Melvil Dewey

Melville Dewey was born on December 10, 1851 to Joel and Eliza Dewey in Adams Center, New York.

While a student at Amherst College, Melville started the Library Bureau in 1876. The company sold library supplies.

The same year, he received a copyright for his system of library organization that would come to be known as the Dewey Decimal System.

Melville was frustrated to find that the Amherst Library catalogued books by acquisition date. Some libraries categorized by size or alphabetically by author.

Taking inspiration from at least two other systems in use in other areas, Melville decided to assign a list of categories each a 3 digit number. For example 500-599 is Science.

Within each category is a subcategory. For example, 510-519 is Mathematics.
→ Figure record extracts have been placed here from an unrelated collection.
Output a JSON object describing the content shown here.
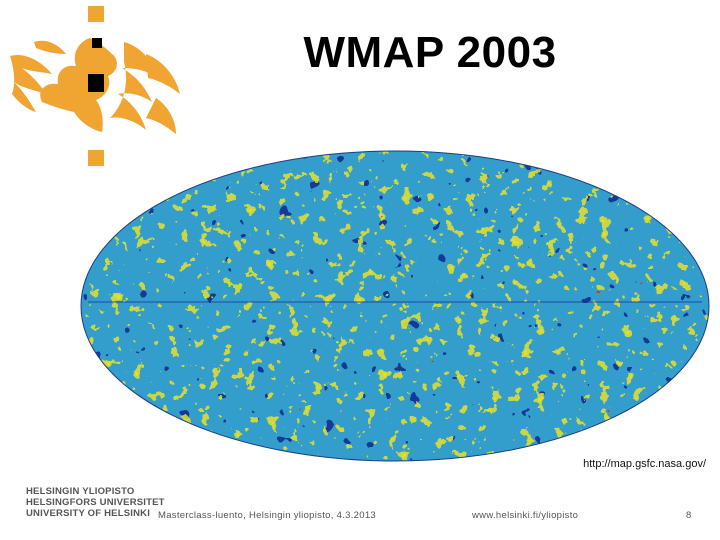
{
  "slide": {
    "title": "WMAP 2003",
    "source_url": "http://map.gsfc.nasa.gov/",
    "map_image": "wmap-cmb-sky-map"
  },
  "logo": {
    "name": "flame-logo",
    "color": "#f0a432",
    "accent": "#000000"
  },
  "footer": {
    "university_lines": [
      "HELSINGIN YLIOPISTO",
      "HELSINGFORS UNIVERSITET",
      "UNIVERSITY OF HELSINKI"
    ],
    "event": "Masterclass-luento, Helsingin yliopisto, 4.3.2013",
    "website": "www.helsinki.fi/yliopisto",
    "page_number": "8"
  }
}
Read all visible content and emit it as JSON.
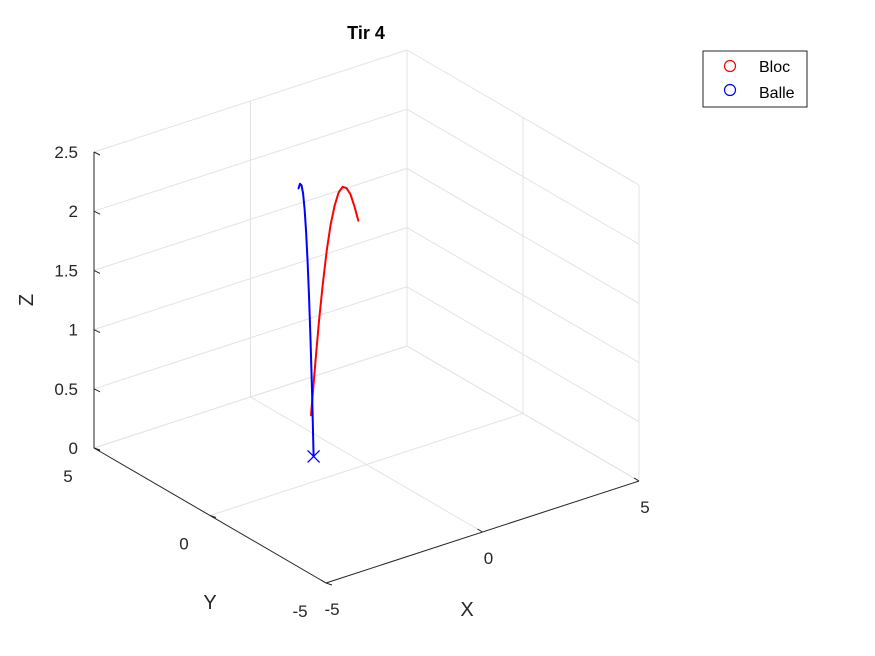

Additional subcategories could be created by adding decimals to these numbers. These could include geographical, linguistic or alphabetical categorization.

Melville founded the American Library Association and The Library Journal.

Melville found English spelling to be redundant. He advocated for spelling reform and changed his name to Melvil Dui. He eventually went back to spelling his last name Dewey, but would use the simplified spelling of his first name for the rest of his life. He was also a strong proponent of the metric system in the United States.

In 1883, he became the chief librarian at Colombia University in New York City, New York. 5 years later, he took over as director of the New York State Library.

In 1884, he developed the School of Library Economy, the first librarian school. He insisted that women be allowed to take courses. The school was against it, but relented. The first class of 20 students included 17 women.

Along with his wife, Annie, he created the Lake Placid Club in Lake Placid, New York. The 1932 and 1980 Winter Olympics were held at Lake Placid.

In 1926, he moved to Florida and was successful in getting the name of his new town changed to Lake Placid, Florida.

Melvil was added to the American Library Association’s Hall of Fame in 1951.

His life was not without controversy. In 1905, he was accused by 4 female librarians of sexual harassment. He left the American Library Association after this.

Women would continue to come forward with similar complaints against Melvil. He was sued by his secretary who won $2000 in 1930 (over $30,000 today).

It was also discovered that Melvil wrote the policies for membership at the Lake Placid Club that included the exclusion of Jews and African Americans. He quit his job as State Librarian after this information came to light.

Melvil died on December 26, 1931 at the age of 80. His cause of death was a stroke.

In June 2019, the American Library Association voted to change the name of their prestigious Melvil Dewey Medal due to his history of racism and sexual harassment.